OSOM: A simultaneously optimal algorithm for multi-armed and linear contextual bandits
This addresses the challenge of data-dependent policy class selection in contextual bandits, offering a unified solution that avoids sub-optimal performance in either regime, though it is incremental in advancing bandit algorithms.
The paper tackles the problem of designing a single algorithm that performs optimally in both multi-armed and linear contextual bandit regimes without prior knowledge of the reward model, achieving problem-dependent optimal regret rates for multi-armed bandits and minimax optimal rates for linear contextual bandits under stochastic contexts.

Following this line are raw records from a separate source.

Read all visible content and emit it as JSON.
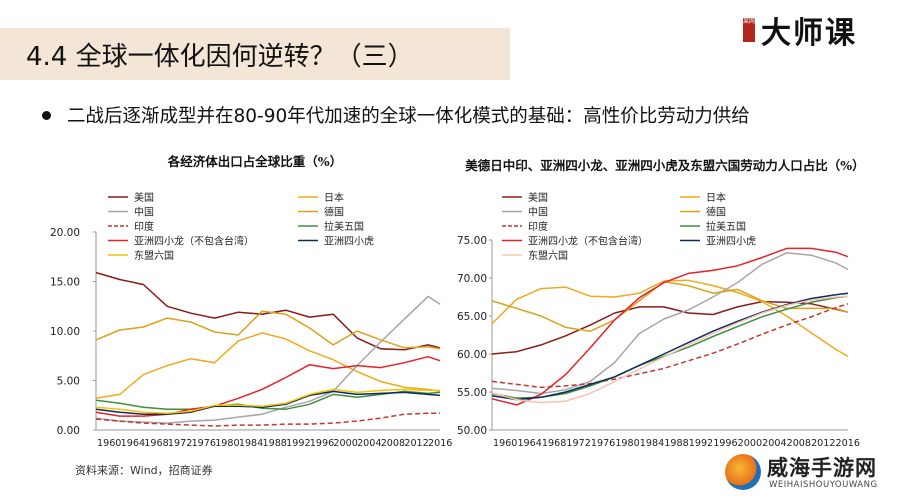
{
  "header": {
    "title": "4.4 全球一体化因何逆转？（三）",
    "logo_text": "大师课",
    "logo_seal": "某网"
  },
  "bullet": {
    "text": "二战后逐渐成型并在80-90年代加速的全球一体化模式的基础：高性价比劳动力供给"
  },
  "source": "资料来源：Wind，招商证券",
  "watermark": {
    "name": "威海手游网",
    "sub": "WEIHAISHOUYOUWANG"
  },
  "chart_data": [
    {
      "type": "line",
      "title": "各经济体出口占全球比重（%）",
      "ylim": [
        0,
        20
      ],
      "yticks": [
        "20.00",
        "15.00",
        "10.00",
        "5.00",
        "0.00"
      ],
      "xticks": [
        "1960",
        "1964",
        "1968",
        "1972",
        "1976",
        "1980",
        "1984",
        "1988",
        "1992",
        "1996",
        "2000",
        "2004",
        "2008",
        "2012",
        "2016"
      ],
      "x": [
        1960,
        1964,
        1968,
        1972,
        1976,
        1980,
        1984,
        1988,
        1992,
        1996,
        2000,
        2004,
        2008,
        2012,
        2016,
        2018
      ],
      "legend_position": "top",
      "series": [
        {
          "name": "美国",
          "color": "#8b1a1a",
          "dash": "",
          "values": [
            15.9,
            15.2,
            14.7,
            12.5,
            11.8,
            11.3,
            11.9,
            11.7,
            12.1,
            11.4,
            11.7,
            9.3,
            8.2,
            8.1,
            8.6,
            8.3
          ]
        },
        {
          "name": "日本",
          "color": "#f0a91f",
          "dash": "",
          "values": [
            3.2,
            3.6,
            5.6,
            6.5,
            7.2,
            6.8,
            9.0,
            9.8,
            9.2,
            8.0,
            7.1,
            5.9,
            4.9,
            4.3,
            4.1,
            3.9
          ]
        },
        {
          "name": "中国",
          "color": "#a6a6a6",
          "dash": "",
          "values": [
            1.2,
            0.9,
            0.8,
            0.7,
            0.9,
            1.0,
            1.3,
            1.6,
            2.3,
            2.9,
            3.9,
            6.5,
            8.9,
            11.2,
            13.5,
            12.7
          ]
        },
        {
          "name": "德国",
          "color": "#d9a21b",
          "dash": "",
          "values": [
            9.1,
            10.1,
            10.4,
            11.3,
            10.9,
            9.9,
            9.6,
            12.0,
            11.7,
            10.3,
            8.6,
            10.0,
            9.1,
            8.3,
            8.4,
            8.2
          ]
        },
        {
          "name": "印度",
          "color": "#c0392b",
          "dash": "5,3",
          "values": [
            1.1,
            0.9,
            0.7,
            0.6,
            0.5,
            0.4,
            0.5,
            0.5,
            0.6,
            0.6,
            0.7,
            0.9,
            1.2,
            1.6,
            1.7,
            1.7
          ]
        },
        {
          "name": "拉美五国",
          "color": "#3f8f3f",
          "dash": "",
          "values": [
            3.0,
            2.7,
            2.3,
            2.1,
            2.1,
            2.4,
            2.6,
            2.2,
            2.1,
            2.6,
            3.6,
            3.3,
            3.6,
            3.9,
            3.7,
            3.8
          ]
        },
        {
          "name": "亚洲四小龙（不包含台湾）",
          "color": "#e8202a",
          "dash": "",
          "values": [
            1.8,
            1.4,
            1.4,
            1.6,
            2.1,
            2.4,
            3.2,
            4.1,
            5.3,
            6.6,
            6.2,
            6.5,
            6.3,
            6.8,
            7.4,
            7.0
          ]
        },
        {
          "name": "亚洲四小虎",
          "color": "#0d2b5e",
          "dash": "",
          "values": [
            2.1,
            1.8,
            1.6,
            1.6,
            1.8,
            2.4,
            2.4,
            2.3,
            2.6,
            3.5,
            3.9,
            3.6,
            3.7,
            3.8,
            3.6,
            3.5
          ]
        },
        {
          "name": "东盟六国",
          "color": "#f4c400",
          "dash": "",
          "values": [
            2.3,
            2.1,
            1.8,
            1.7,
            1.9,
            2.5,
            2.5,
            2.4,
            2.7,
            3.6,
            4.1,
            3.8,
            4.0,
            4.1,
            4.0,
            4.0
          ]
        }
      ]
    },
    {
      "type": "line",
      "title": "美德日中印、亚洲四小龙、亚洲四小虎及东盟六国劳动力人口占比（%）",
      "ylim": [
        50,
        75
      ],
      "yticks": [
        "75.00",
        "70.00",
        "65.00",
        "60.00",
        "55.00",
        "50.00"
      ],
      "xticks": [
        "1960",
        "1964",
        "1968",
        "1972",
        "1976",
        "1980",
        "1984",
        "1988",
        "1992",
        "1996",
        "2000",
        "2004",
        "2008",
        "2012",
        "2016"
      ],
      "x": [
        1960,
        1964,
        1968,
        1972,
        1976,
        1980,
        1984,
        1988,
        1992,
        1996,
        2000,
        2004,
        2008,
        2012,
        2016,
        2018
      ],
      "legend_position": "top",
      "series": [
        {
          "name": "美国",
          "color": "#8b1a1a",
          "dash": "",
          "values": [
            60.0,
            60.3,
            61.2,
            62.4,
            63.8,
            65.4,
            66.2,
            66.2,
            65.4,
            65.2,
            66.2,
            66.9,
            66.8,
            66.6,
            65.9,
            65.5
          ]
        },
        {
          "name": "日本",
          "color": "#f0a91f",
          "dash": "",
          "values": [
            64.0,
            67.2,
            68.6,
            68.8,
            67.6,
            67.5,
            68.0,
            69.6,
            69.7,
            69.0,
            68.1,
            66.9,
            65.0,
            62.8,
            60.6,
            59.7
          ]
        },
        {
          "name": "中国",
          "color": "#a6a6a6",
          "dash": "",
          "values": [
            55.5,
            55.2,
            54.8,
            55.3,
            56.4,
            58.9,
            62.7,
            64.6,
            65.8,
            67.5,
            69.4,
            71.8,
            73.3,
            73.0,
            72.0,
            71.1
          ]
        },
        {
          "name": "德国",
          "color": "#d9a21b",
          "dash": "",
          "values": [
            67.0,
            66.0,
            65.0,
            63.5,
            63.0,
            64.5,
            67.0,
            69.5,
            69.0,
            68.0,
            68.5,
            67.0,
            66.0,
            66.0,
            66.0,
            65.5
          ]
        },
        {
          "name": "印度",
          "color": "#c0392b",
          "dash": "5,3",
          "values": [
            56.4,
            56.0,
            55.6,
            55.8,
            56.1,
            56.7,
            57.4,
            58.1,
            59.1,
            60.1,
            61.3,
            62.6,
            63.8,
            64.9,
            66.1,
            66.6
          ]
        },
        {
          "name": "拉美五国",
          "color": "#3f8f3f",
          "dash": "",
          "values": [
            54.8,
            54.2,
            54.3,
            54.8,
            55.8,
            57.0,
            58.5,
            59.7,
            60.9,
            62.3,
            63.6,
            64.9,
            65.9,
            66.8,
            67.4,
            67.6
          ]
        },
        {
          "name": "亚洲四小龙（不包含台湾）",
          "color": "#e8202a",
          "dash": "",
          "values": [
            54.1,
            53.3,
            54.7,
            57.3,
            60.8,
            64.5,
            67.4,
            69.4,
            70.6,
            71.0,
            71.6,
            72.7,
            73.9,
            73.9,
            73.4,
            72.8
          ]
        },
        {
          "name": "亚洲四小虎",
          "color": "#0d2b5e",
          "dash": "",
          "values": [
            54.5,
            54.0,
            54.3,
            55.0,
            56.0,
            57.0,
            58.5,
            60.0,
            61.5,
            63.0,
            64.3,
            65.5,
            66.5,
            67.3,
            67.8,
            68.0
          ]
        },
        {
          "name": "东盟六国",
          "color": "#f6c4b0",
          "dash": "",
          "values": [
            54.9,
            54.0,
            53.6,
            53.8,
            54.8,
            56.4,
            58.0,
            59.6,
            61.2,
            62.7,
            64.1,
            65.4,
            66.4,
            67.1,
            67.5,
            67.6
          ]
        }
      ]
    }
  ]
}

We consider the stochastic linear (multi-armed) contextual bandit problem with the possibility of hidden simple multi-armed bandit structure in which the rewards are independent of the contextual information. Algorithms that are designed solely for one of the regimes are known to be sub-optimal for the alternate regime. We design a single computationally efficient algorithm that simultaneously obtains problem-dependent optimal regret rates in the simple multi-armed bandit regime and minimax optimal regret rates in the linear contextual bandit regime, without knowing a priori which of the two models generates the rewards. These results are proved under the condition of stochasticity of contextual information over multiple rounds. Our results should be viewed as a step towards principled data-dependent policy class selection for contextual bandits.